Selain memberikan edukasi mengenai antisipasi tindak pidana pencurian (3C: Curat, Curas, dan Curanmor), petugas di lapangan juga mengingatkan warga untuk mewaspadai perubahan cuaca ekstrem yang kerap terjadi secara tiba-tiba, yang dapat memengaruhi kondisi kesehatan hewan ternak maupun keselamatan warga itu sendiri.
Dampak Positif dan Situasi Kondusif
Kehadiran jajaran Polsek Sekotong di tengah keheningan malam mendapat respons positif dari masyarakat Dusun Bertong. Warga mengaku merasa lebih tenang dan terbantu dengan adanya patroli rutin yang menyentuh kawasan pelosok dan sentra peternakan mereka. Pola pendekatan yang humanis dari petugas membuat warga tidak segan untuk berkomunikasi dan berbagi informasi terkait situasi keamanan di desa mereka.

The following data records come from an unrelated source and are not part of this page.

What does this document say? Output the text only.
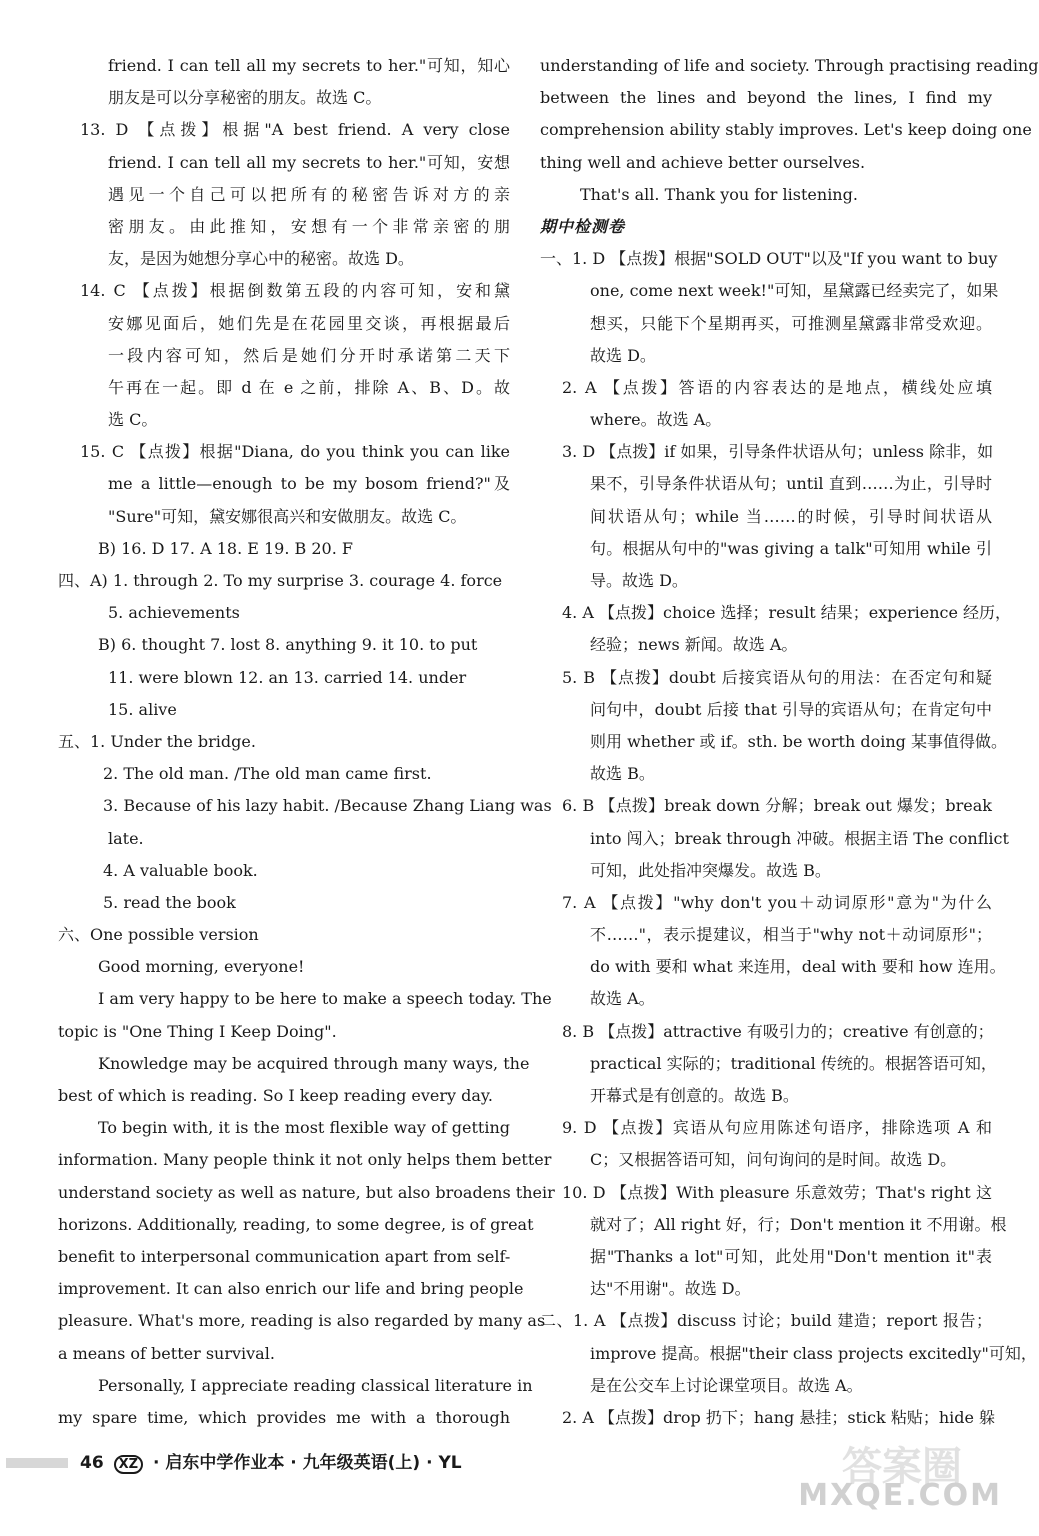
friend. I can tell all my secrets to her."可知，知心
朋友是可以分享秘密的朋友。故选 C。
13. D 【点拨】根据"A best friend. A very close
friend. I can tell all my secrets to her."可知，安想
遇见一个自己可以把所有的秘密告诉对方的亲
密朋友。由此推知，安想有一个非常亲密的朋
友，是因为她想分享心中的秘密。故选 D。
14. C 【点拨】根据倒数第五段的内容可知，安和黛
安娜见面后，她们先是在花园里交谈，再根据最后
一段内容可知，然后是她们分开时承诺第二天下
午再在一起。即 d 在 e 之前，排除 A、B、D。故
选 C。
15. C 【点拨】根据"Diana, do you think you can like
me a little—enough to be my bosom friend?"及
"Sure"可知，黛安娜很高兴和安做朋友。故选 C。
B) 16. D 17. A 18. E 19. B 20. F
四、A) 1. through 2. To my surprise 3. courage 4. force
5. achievements
B) 6. thought 7. lost 8. anything 9. it 10. to put
11. were blown 12. an 13. carried 14. under
15. alive
五、1. Under the bridge.
2. The old man. /The old man came first.
3. Because of his lazy habit. /Because Zhang Liang was
late.
4. A valuable book.
5. read the book
六、One possible version
Good morning, everyone!
I am very happy to be here to make a speech today. The
topic is "One Thing I Keep Doing".
Knowledge may be acquired through many ways, the
best of which is reading. So I keep reading every day.
To begin with, it is the most flexible way of getting
information. Many people think it not only helps them better
understand society as well as nature, but also broadens their
horizons. Additionally, reading, to some degree, is of great
benefit to interpersonal communication apart from self-
improvement. It can also enrich our life and bring people
pleasure. What's more, reading is also regarded by many as
a means of better survival.
Personally, I appreciate reading classical literature in
my spare time, which provides me with a thorough
understanding of life and society. Through practising reading
between the lines and beyond the lines, I find my
comprehension ability stably improves. Let's keep doing one
thing well and achieve better ourselves.
That's all. Thank you for listening.
期中检测卷
一、1. D 【点拨】根据"SOLD OUT"以及"If you want to buy
one, come next week!"可知，星黛露已经卖完了，如果
想买，只能下个星期再买，可推测星黛露非常受欢迎。
故选 D。
2. A 【点拨】答语的内容表达的是地点，横线处应填
where。故选 A。
3. D 【点拨】if 如果，引导条件状语从句；unless 除非，如
果不，引导条件状语从句；until 直到……为止，引导时
间状语从句；while 当……的时候，引导时间状语从
句。根据从句中的"was giving a talk"可知用 while 引
导。故选 D。
4. A 【点拨】choice 选择；result 结果；experience 经历，
经验；news 新闻。故选 A。
5. B 【点拨】doubt 后接宾语从句的用法：在否定句和疑
问句中，doubt 后接 that 引导的宾语从句；在肯定句中
则用 whether 或 if。sth. be worth doing 某事值得做。
故选 B。
6. B 【点拨】break down 分解；break out 爆发；break
into 闯入；break through 冲破。根据主语 The conflict
可知，此处指冲突爆发。故选 B。
7. A 【点拨】"why don't you＋动词原形"意为"为什么
不……"，表示提建议，相当于"why not＋动词原形"；
do with 要和 what 来连用，deal with 要和 how 连用。
故选 A。
8. B 【点拨】attractive 有吸引力的；creative 有创意的；
practical 实际的；traditional 传统的。根据答语可知，
开幕式是有创意的。故选 B。
9. D 【点拨】宾语从句应用陈述句语序，排除选项 A 和
C；又根据答语可知，问句询问的是时间。故选 D。
10. D 【点拨】With pleasure 乐意效劳；That's right 这
就对了；All right 好，行；Don't mention it 不用谢。根
据"Thanks a lot"可知，此处用"Don't mention it"表
达"不用谢"。故选 D。
二、1. A 【点拨】discuss 讨论；build 建造；report 报告；
improve 提高。根据"their class projects excitedly"可知，
是在公交车上讨论课堂项目。故选 A。
2. A 【点拨】drop 扔下；hang 悬挂；stick 粘贴；hide 躲
46 XZ · 启东中学作业本 · 九年级英语(上) · YL	答案圈
MXQE.COM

Hingga berakhirnya kegiatan patroli subuh tersebut, seluruh rangkaian KRYD di wilayah hukum Polsek Sekotong berjalan dengan aman, lancar, dan tertib. Tidak ditemukan adanya aktivitas mencurigakan maupun potensi gangguan Kamtibmas yang menonjol. Melalui konsistensi patroli malam seperti ini, Polsek Sekotong berharap dapat terus mempertahankan situasi ruang publik yang aman dan nyaman bagi seluruh elemen masyarakat di Lombok Barat.